To add a file to yarn deployment, please use

 -yt,--yarnship <arg>                 Ship files in the specified directory
                                      (t for transfer)

If you want per job level configurations on a shared cluster, I'd recommend to use normal parameters and initialize PureConfig manually (haven't used it, so not sure how). Then, you'd probably invoke your program as follows.

flink run -class com.github.geoheil.streamingreference.tweets.TweetsAnalysis "usecases/tweets/build/libs/tweets_${SCALA_VERSION}-${VERSION}-all.jar" config.file='config/jobs/twitter-analysis.conf'

For local execution, I had some trouble configuring it as well (tried it with your code). The issue is that all parameters that we previously tried are only passed to newly spawned processes while your code is directly executed in the CLI.

FLINK_ENV_JAVA_OPTS=-Dconfig.file="`pwd`/config/jobs/twitter-analysis.conf" flink run -class com.github.geoheil.streamingreference.tweets.TweetsAnalysis     "usecases/tweets/build/libs/tweets_${SCALA_VERSION}-${VERSION}-all.jar"

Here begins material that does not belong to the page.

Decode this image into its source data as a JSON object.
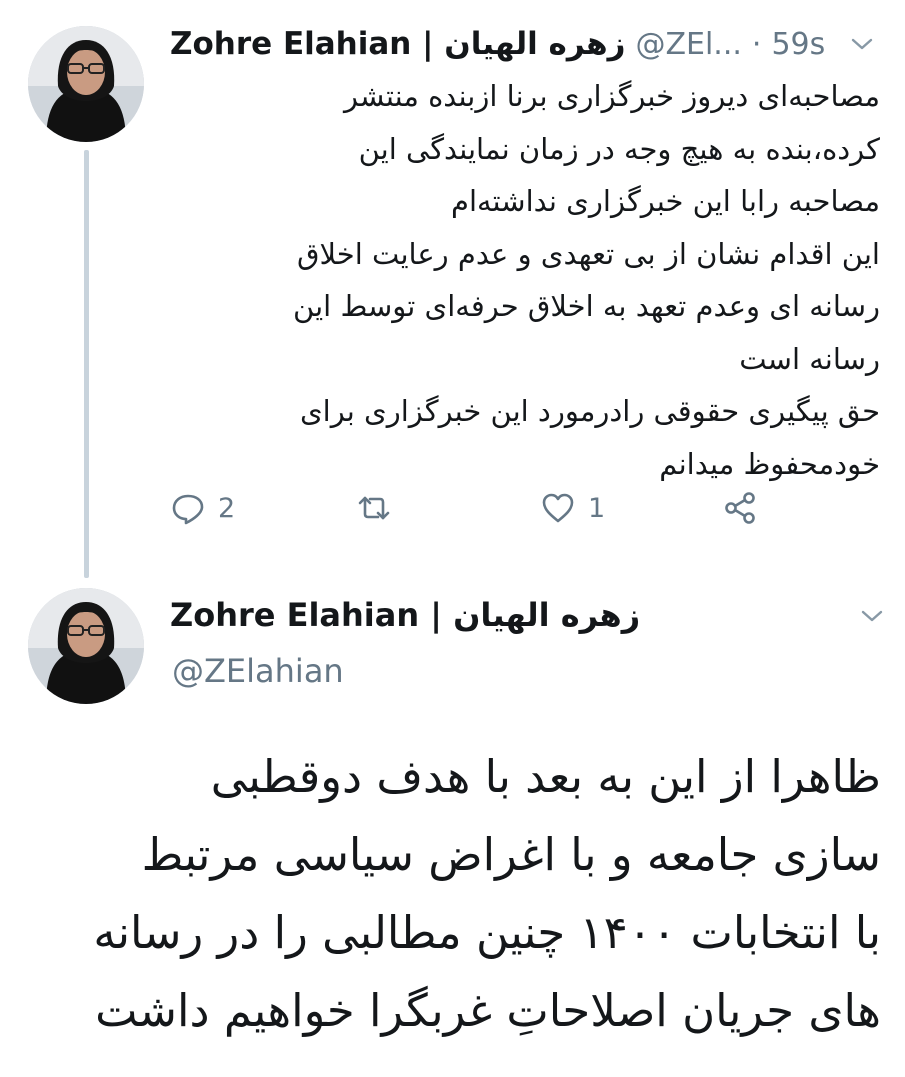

FLINK_ENV_JAVA_OPTS is usually parsed from flink-conf.yaml using the env.java.opts but doesn't respect -Denv.java.opts. I'm not sure if this is intentional.

If you could put the env.java.opts in the flink-conf.yaml, it would most likely work for both YARN and local. With FLINK_CONF_DIR you can set a different conf dir per job. Alternatively, you could also specify both FLINK_ENV_JAVA_OPTS and -yD to inject the property.